21.2.08

A pedra filosofal

As histórias, sim, são como as cerejas e esse, o tempo imediatamente após o 25 de Abril, foi um momento de grandes histórias: invulgaridades inesperadas, cenas de almas torturadas por sofrimentos doridos e vergonhosos, queixumes amargos de deslocados, de quem o desleixo fez perder a respeitabilidade pela sua sorte, todo um cortejo humano de rancores, súplicas, de ânsias.
Um dia chegou ao Ministério um requerimento de um guarda prisional, que em papel selado se queixava do mísero casebre que o Estado lhe fornecia, como se guarda sendo, de reclusos, cão de guarda fosse, na sua casota, acorrentado ao dever carcerário, sob um periclitante tecto, tudo velho, desamparado, desconsiderado.
Escrito em cuidada caligrafia, pois que nesses tempos ensinava-se na escola a escrever cursivamente e sem pontapés na gramática, o requerimento lá expunha, como podia, um desejo a melhor habitação.
Um entre tantos, lá foi, por nós secretários de ministro encaminhado, para a Direcção Geral dos Serviços Prisionais, então e hoje ali ao Torel, «para informar«.
Informação por vir, eis que chega um segundo requerimento. Citava o primeiro, lamentava a ausência de resposta, dizia confiar ainda numa decisão e para que o Ministro da Justiça se não esquecesse, o requerente no canto inferior direito do almaço azul encimado pela esfera armilar - como isto parece jurássico! - recortou, a lâmina, um rendilhado no meio do qual se inseria uma tímida fitinha vermelha com a legenda «para Vossa Excelência não se esquecer de mim».
Entre a risota catártica por causa da fitinha, o lamentar rotineiro por mais aquele caso de mediania serventuária, lá se mandou a segunda exposição de novo «à Direcção Geral dos Serviços Prisionais, insistindo pela resposta ao requerido».
O tempo passou e um longo silêncio ecoava tanto da parte do requerente como da entidade oficiada. O caso parecia ter entrado na montanha dos problemas por resolver, cada vez mais graves.
Um dia, entra o Costa, o dedicado contínuo, que constava havia sido polícia e que, quando chamado pela campainha, tinha ainda a pose de mãos atrás das costas, como se em estilo de formatura militar aguardasse de nós um «firme! sentido!» a todo o instante. Creio que já andávamos pelo ano da brasa, 1975, em que, pior do que em Rio Maior, onde a moca era argumento político, a norte urdia a rede bombista. Entra o Costa, ajoujado com pesado embrulho, estranho, suspeito, quase parecendo que fazia tic-tac.
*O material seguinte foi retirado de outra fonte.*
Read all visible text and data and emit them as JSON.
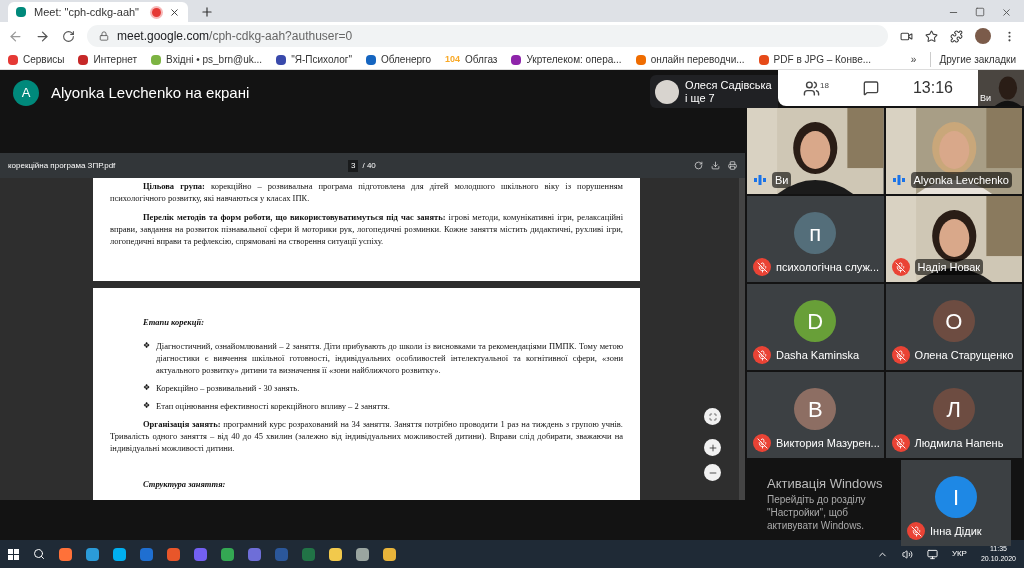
{
  "browser": {
    "tab": {
      "title": "Meet: \"cph-cdkg-aah\"",
      "recording": true
    },
    "url": {
      "host": "meet.google.com",
      "path": "/cph-cdkg-aah?authuser=0"
    },
    "bookmarks": [
      {
        "label": "Сервисы",
        "color": "#e53935"
      },
      {
        "label": "Интернет",
        "color": "#c62828"
      },
      {
        "label": "Вхідні • ps_brn@uk...",
        "color": "#7cb342"
      },
      {
        "label": "\"Я-Психолог\"",
        "color": "#3949ab"
      },
      {
        "label": "Обленерго",
        "color": "#1565c0"
      },
      {
        "label": "Облгаз",
        "badge": "104",
        "color": "#f9a825"
      },
      {
        "label": "Укртелеком: опера...",
        "color": "#8e24aa"
      },
      {
        "label": "онлайн переводчи...",
        "color": "#ef6c00"
      },
      {
        "label": "PDF в JPG – Конве...",
        "color": "#e64a19"
      }
    ],
    "overflow": "»",
    "other_bookmarks": "Другие закладки"
  },
  "meet": {
    "presenter": {
      "initial": "A",
      "color": "#00897b",
      "title": "Alyonka Levchenko на екрані"
    },
    "chip": {
      "name": "Олеся Садівська",
      "more": "і ще 7"
    },
    "people_count": "18",
    "time": "13:16",
    "self_label": "Ви"
  },
  "pdf": {
    "filename": "корекційна програма ЗПР.pdf",
    "page": "3",
    "total": "/ 40",
    "page_one": [
      "**Цільова група:** корекційно – розвивальна програма підготовлена для дітей молодшого шкільного віку із порушенням психологічного розвитку, які навчаються у класах ІПК.",
      "**Перелік методів та форм роботи, що використовуватимуться під час занять:** ігрові методи, комунікативні ігри, релаксаційні вправи, завдання на розвиток пізнавальної сфери й моторики рук, логопедичні розминки. Кожне заняття містить дидактичні, рухливі ігри, логопедичні вправи та рефлексію, спрямовані на створення ситуації успіху."
    ],
    "page_two": [
      {
        "kind": "heading",
        "text": "Етапи корекції:"
      },
      {
        "kind": "bullet",
        "marker": "❖",
        "text": "Діагностичний, ознайомлюваний – 2 заняття. Діти прибувають до школи із висновками та рекомендаціями ПМПК. Тому метою діагностики є вивчення шкільної готовності, індивідуальних особливостей інтелектуальної та когнітивної сфери, «зони актуального розвитку» дитини та визначення її «зони найближчого розвитку»."
      },
      {
        "kind": "bullet",
        "marker": "❖",
        "text": "Корекційно – розвивальний  - 30 занять."
      },
      {
        "kind": "bullet",
        "marker": "❖",
        "text": "Етап оцінювання ефективності корекційного впливу – 2 заняття."
      },
      {
        "kind": "paragraph",
        "text": "**Організація занять:** програмний курс розрахований на 34 заняття. Заняття потрібно проводити 1 раз на тиждень з групою учнів. Тривалість одного заняття – від 40 до 45 хвилин (залежно від індивідуальних можливостей дитини). Вправи слід добирати, зважаючи на індивідуальні можливості дитини."
      },
      {
        "kind": "heading",
        "text": "Структура заняття:"
      }
    ]
  },
  "tiles": [
    {
      "kind": "video",
      "name": "Ви",
      "muted": false
    },
    {
      "kind": "video",
      "name": "Alyonka Levchenko",
      "muted": false
    },
    {
      "kind": "avatar",
      "initial": "п",
      "color": "#546e7a",
      "name": "психологічна служ...",
      "muted": true
    },
    {
      "kind": "video",
      "name": "Надія Новак",
      "muted": true
    },
    {
      "kind": "avatar",
      "initial": "D",
      "color": "#689f38",
      "name": "Dasha Kaminska",
      "muted": true
    },
    {
      "kind": "avatar",
      "initial": "О",
      "color": "#6d4c41",
      "name": "Олена Старущенко",
      "muted": true
    },
    {
      "kind": "avatar",
      "initial": "В",
      "color": "#8d6e63",
      "name": "Виктория Мазурен...",
      "muted": true
    },
    {
      "kind": "avatar",
      "initial": "Л",
      "color": "#6d4c41",
      "name": "Людмила Напень",
      "muted": true
    },
    {
      "kind": "avatar",
      "initial": "І",
      "color": "#1e88e5",
      "name": "Інна Дідик",
      "muted": true
    }
  ],
  "activation": {
    "title": "Активація Windows",
    "text": "Перейдіть до розділу \"Настройки\", щоб активувати Windows."
  },
  "taskbar": {
    "language": "УКР",
    "time": "11:35",
    "date": "20.10.2020"
  }
}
Susto entre os secretários! Que seria? Quem queria fazer mal ao nosso Salgado Zenha, que conseguira do Vaticano o divórcio para os católicos, mas de alguns «saneados» a ira pelo que lhes sucedera.
Posto em cima da mesa, o pacote que esgotara do Costa os bofes, encimava-o, ao papel pardo que lhe servia de embrulho, um requerimento, mais um, em papel selado, como sempre, do mesmo guarda prisional. Rezava mais ou menos isto: «Senhor Ministro da Justiça, Excelência, eu sou aquele guarda prisional que sem sucesso tem escrito várias vezes a esse Ministério na esperança que o 25 de Abril, que tanta alegria e esperança trouxe aos nossos corações de servidores do Estado, nos desse a Justiça que merecemos e no meu caso uma habitação decente para mim e para a minha família, porque a casa que me atribuiram está a cair. Ora ontem, senhor ministro, precisamente este pedregulho, que anexo junto, caíu mesmo em cima da mesa da casa de jantar e saiba Vossa Excelência que foi por sorte (...)».
Não sei o que é feito do requerimento e da pedra. Talvez aguardem ainda, «à consideração superior, com a informação de que o processo disciplinar instaurado ante a remoção não autorizada de parte integrante de edifício pertencente ao domínio público do Estado, ainda que com a finalidade de instruir petição legal, aguarda emissão de avaliação da Direcção Geral do Património no que refere ao valor do dano assim causado pelo arguido, tendo em vista a prolação de decisão final, na qual possa ser conhecida então, como questão prévia, a matéria da prescrição do procedimento, suscitada na defesa, conforme acórdão transitado para uniformização de jurisprudência (...)».